A Smuggler in the Dust, a Director in Trouble
Ai Weiwei plays a water smuggler in The Sand Storm, moving through a landscape where the crisis is already underway and people are only beginning to register what that means. Jason Wishnow’s Kickstarter-funded short film isn’t working from pure science fiction—water scarcity as the engine of future conflict has been the serious prediction for long enough that it no longer sounds speculative. Contamination, extraction, institutional indifference compounding over decades: the conditions are being made. What the film imagines is just the next step.
Ai Weiwei wasn’t an arbitrary casting choice. He’d been detained by the Chinese government for 81 days in 2011. His passport was confiscated and held for four years afterward.

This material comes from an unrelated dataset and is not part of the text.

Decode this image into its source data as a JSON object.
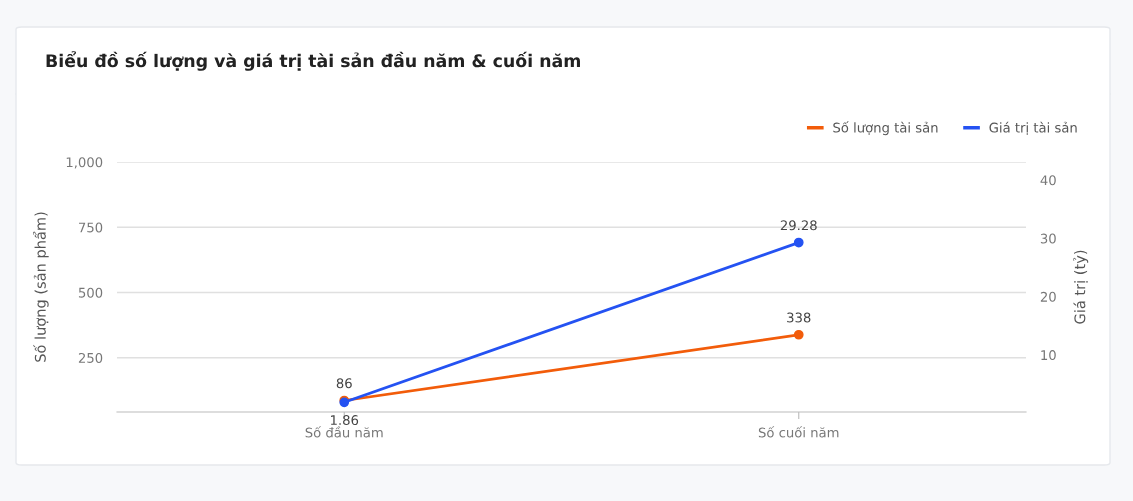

He understands, in a way most people fortunately don’t, what it means to be a body a state apparatus has decided is a problem—and that history saturates any role he inhabits, whether Wishnow intended it to or not.
The film didn’t survive its own production cleanly. Ai Weiwei issued a public statement distancing himself from it, claiming the director had used his name and image for promotional purposes without permission. Backers moved to withdraw funding. The question the controversy raised—inevitably—was whether the film itself was substantial enough to justify the noise around it. A contested short is still just a short. The subject was genuinely rich: water, power, a man in transit through a world trying to stop him. Whether The Sand Storm earned its premise is a different question from whether the controversy around it was proportionate, and probably the more interesting one.